1

I am trying to create a workflow management where I am representing the workflow my a graph. The graph is a simple digraph where the nodes represent some tasks and the edges point to the tasks which depend on this task with the parent->child relationship. Now, what I would like to implement is that no task should start until all its parents have finished.

So say I have the following graph represented as python dictionaries:

graph = {'A': ['B', 'D'], 'B': ['D', 'C'], 'C': ['D', 'E'],
     'D': ['E'], 'E': []}

In this case, A should execute first followed by B which is then followed by C. After which D gets executed and finally task E finished which depends on D.
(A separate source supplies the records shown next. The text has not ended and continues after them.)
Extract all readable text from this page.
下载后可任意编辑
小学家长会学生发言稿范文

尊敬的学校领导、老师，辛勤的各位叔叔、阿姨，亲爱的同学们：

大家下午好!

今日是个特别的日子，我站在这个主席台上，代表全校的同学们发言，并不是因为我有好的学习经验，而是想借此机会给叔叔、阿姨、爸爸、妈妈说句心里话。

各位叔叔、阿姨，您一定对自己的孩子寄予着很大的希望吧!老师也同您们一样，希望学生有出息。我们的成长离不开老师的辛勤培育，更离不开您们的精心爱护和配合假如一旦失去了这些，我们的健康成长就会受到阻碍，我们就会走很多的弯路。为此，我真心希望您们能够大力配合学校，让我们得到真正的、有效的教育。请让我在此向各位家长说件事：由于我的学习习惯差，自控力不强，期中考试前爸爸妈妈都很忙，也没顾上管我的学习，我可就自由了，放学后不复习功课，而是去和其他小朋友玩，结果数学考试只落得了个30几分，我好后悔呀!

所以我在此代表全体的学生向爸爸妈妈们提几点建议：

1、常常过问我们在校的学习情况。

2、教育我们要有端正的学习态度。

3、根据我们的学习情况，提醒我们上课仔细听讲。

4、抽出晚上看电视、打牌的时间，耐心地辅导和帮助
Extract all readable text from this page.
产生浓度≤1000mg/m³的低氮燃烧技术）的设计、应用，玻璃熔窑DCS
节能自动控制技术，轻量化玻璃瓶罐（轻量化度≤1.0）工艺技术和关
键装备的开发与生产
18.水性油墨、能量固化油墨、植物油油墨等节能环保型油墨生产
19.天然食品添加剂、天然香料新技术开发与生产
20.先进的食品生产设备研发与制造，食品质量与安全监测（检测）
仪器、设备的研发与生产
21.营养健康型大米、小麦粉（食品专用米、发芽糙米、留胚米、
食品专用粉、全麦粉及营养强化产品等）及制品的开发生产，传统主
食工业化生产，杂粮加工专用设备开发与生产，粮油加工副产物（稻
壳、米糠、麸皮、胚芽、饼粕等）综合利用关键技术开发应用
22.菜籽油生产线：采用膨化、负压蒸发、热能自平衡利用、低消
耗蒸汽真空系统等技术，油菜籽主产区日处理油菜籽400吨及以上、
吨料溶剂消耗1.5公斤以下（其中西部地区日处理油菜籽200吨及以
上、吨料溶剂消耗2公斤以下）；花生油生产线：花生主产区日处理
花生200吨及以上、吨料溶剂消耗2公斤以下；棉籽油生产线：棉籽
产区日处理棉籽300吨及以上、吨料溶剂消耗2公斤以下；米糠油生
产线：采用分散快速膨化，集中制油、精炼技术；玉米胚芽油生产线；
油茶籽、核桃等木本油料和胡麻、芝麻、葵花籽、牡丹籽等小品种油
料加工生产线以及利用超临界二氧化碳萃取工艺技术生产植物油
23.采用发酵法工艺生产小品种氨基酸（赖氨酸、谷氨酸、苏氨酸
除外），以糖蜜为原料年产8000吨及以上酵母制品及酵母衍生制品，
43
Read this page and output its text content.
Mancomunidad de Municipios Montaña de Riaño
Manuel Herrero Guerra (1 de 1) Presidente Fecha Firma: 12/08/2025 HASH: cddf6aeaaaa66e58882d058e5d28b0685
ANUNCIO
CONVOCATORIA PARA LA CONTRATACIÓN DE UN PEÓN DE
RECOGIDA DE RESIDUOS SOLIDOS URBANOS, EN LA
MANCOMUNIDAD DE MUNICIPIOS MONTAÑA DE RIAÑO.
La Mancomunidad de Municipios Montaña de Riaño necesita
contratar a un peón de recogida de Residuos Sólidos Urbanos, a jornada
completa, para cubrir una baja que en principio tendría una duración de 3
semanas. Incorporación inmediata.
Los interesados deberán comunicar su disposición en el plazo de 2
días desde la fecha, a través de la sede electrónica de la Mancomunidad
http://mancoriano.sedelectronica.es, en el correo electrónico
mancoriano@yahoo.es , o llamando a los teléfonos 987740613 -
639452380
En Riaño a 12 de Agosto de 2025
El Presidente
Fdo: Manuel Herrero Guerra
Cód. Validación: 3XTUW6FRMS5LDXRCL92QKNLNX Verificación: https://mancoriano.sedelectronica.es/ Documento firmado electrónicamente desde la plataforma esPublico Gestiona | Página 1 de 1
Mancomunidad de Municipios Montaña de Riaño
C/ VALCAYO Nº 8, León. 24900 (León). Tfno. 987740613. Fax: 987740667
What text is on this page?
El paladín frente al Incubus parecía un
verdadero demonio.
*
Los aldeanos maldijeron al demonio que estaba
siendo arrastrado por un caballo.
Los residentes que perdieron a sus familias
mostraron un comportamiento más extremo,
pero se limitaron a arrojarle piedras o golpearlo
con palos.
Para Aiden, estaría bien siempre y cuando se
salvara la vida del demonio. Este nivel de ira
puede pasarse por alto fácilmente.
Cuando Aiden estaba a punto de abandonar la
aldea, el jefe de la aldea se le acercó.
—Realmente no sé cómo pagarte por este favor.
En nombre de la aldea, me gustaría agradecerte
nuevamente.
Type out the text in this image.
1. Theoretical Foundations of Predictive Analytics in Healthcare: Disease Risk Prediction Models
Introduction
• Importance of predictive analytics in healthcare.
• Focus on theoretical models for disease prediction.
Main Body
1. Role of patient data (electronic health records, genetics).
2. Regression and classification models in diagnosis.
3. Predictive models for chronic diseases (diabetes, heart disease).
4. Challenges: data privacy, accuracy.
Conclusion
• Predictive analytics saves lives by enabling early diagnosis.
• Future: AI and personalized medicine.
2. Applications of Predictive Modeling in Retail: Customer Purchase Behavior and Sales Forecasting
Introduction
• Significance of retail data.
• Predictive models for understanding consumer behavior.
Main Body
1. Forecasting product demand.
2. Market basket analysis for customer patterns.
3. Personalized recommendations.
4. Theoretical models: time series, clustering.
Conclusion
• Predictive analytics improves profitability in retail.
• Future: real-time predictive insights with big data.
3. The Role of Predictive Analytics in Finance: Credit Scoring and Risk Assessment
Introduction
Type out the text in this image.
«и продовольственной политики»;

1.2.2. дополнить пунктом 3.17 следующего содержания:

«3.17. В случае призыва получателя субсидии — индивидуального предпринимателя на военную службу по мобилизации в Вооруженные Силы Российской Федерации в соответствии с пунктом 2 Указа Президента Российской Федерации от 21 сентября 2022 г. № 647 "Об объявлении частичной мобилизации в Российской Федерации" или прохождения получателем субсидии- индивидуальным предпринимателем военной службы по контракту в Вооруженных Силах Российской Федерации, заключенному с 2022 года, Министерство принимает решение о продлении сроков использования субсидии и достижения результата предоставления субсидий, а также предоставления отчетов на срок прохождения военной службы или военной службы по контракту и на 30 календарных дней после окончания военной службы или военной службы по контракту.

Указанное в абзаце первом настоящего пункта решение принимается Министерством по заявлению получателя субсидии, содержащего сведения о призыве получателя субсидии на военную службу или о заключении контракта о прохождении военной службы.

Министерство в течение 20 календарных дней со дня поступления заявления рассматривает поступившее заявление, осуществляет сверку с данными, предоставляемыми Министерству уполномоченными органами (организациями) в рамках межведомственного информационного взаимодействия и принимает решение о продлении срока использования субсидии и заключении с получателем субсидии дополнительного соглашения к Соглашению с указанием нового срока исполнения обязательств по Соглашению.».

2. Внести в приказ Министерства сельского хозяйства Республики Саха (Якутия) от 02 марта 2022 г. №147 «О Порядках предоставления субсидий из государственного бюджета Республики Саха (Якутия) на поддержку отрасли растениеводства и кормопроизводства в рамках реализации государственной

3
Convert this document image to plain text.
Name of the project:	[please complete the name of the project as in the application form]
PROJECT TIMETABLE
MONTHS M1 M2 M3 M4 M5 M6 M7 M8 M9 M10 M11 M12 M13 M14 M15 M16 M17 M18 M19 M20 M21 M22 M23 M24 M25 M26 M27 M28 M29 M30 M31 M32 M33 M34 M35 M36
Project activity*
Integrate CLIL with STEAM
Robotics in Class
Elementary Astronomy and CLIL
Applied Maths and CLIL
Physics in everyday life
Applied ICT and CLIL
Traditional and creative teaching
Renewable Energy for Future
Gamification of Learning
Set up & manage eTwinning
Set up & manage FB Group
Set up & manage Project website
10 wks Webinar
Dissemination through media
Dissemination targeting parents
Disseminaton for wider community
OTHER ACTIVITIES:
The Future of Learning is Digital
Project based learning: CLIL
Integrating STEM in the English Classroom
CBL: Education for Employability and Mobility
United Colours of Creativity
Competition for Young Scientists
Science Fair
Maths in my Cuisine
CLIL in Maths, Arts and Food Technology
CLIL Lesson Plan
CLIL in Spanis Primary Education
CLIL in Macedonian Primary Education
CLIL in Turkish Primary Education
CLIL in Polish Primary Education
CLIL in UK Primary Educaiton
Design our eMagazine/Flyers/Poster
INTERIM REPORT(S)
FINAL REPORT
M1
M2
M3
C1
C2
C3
One way I can envision doing this is using a breadth or depth first search to visit all the nodes and then checking at each node if all the parents have been finished. If yes, I start that task and I keep doing this till all the tasks have been started.

I was wondering if there are any more sophisticated/efficient solution to this problem rather than traversing the graph many times?

Luca
  • 10,458
  • 24
  • 107
  • 234
  • 2
    I think the problem you described is that of [topological sorting](https://en.wikipedia.org/wiki/Topological_sorting). – arekolek Aug 02 '16 at 12:04
  • Possible duplicate of [How can I order a list of connections](http://stackoverflow.com/questions/16409486/how-can-i-order-a-list-of-connections) – arekolek Aug 02 '16 at 12:15
  • Is it graph traversal or tree traversal? What is expected output for `C_3`? – xenteros Aug 02 '16 at 12:25

3 Answers3

2

It depends on your graph data structure.

You can use BFS if your graph is stored as nodes, as you will navigate from the root (maximal task dependancy) to the leaves (minimal task dependancy) by going from siblings to siblings (tasks with same level of dependancy).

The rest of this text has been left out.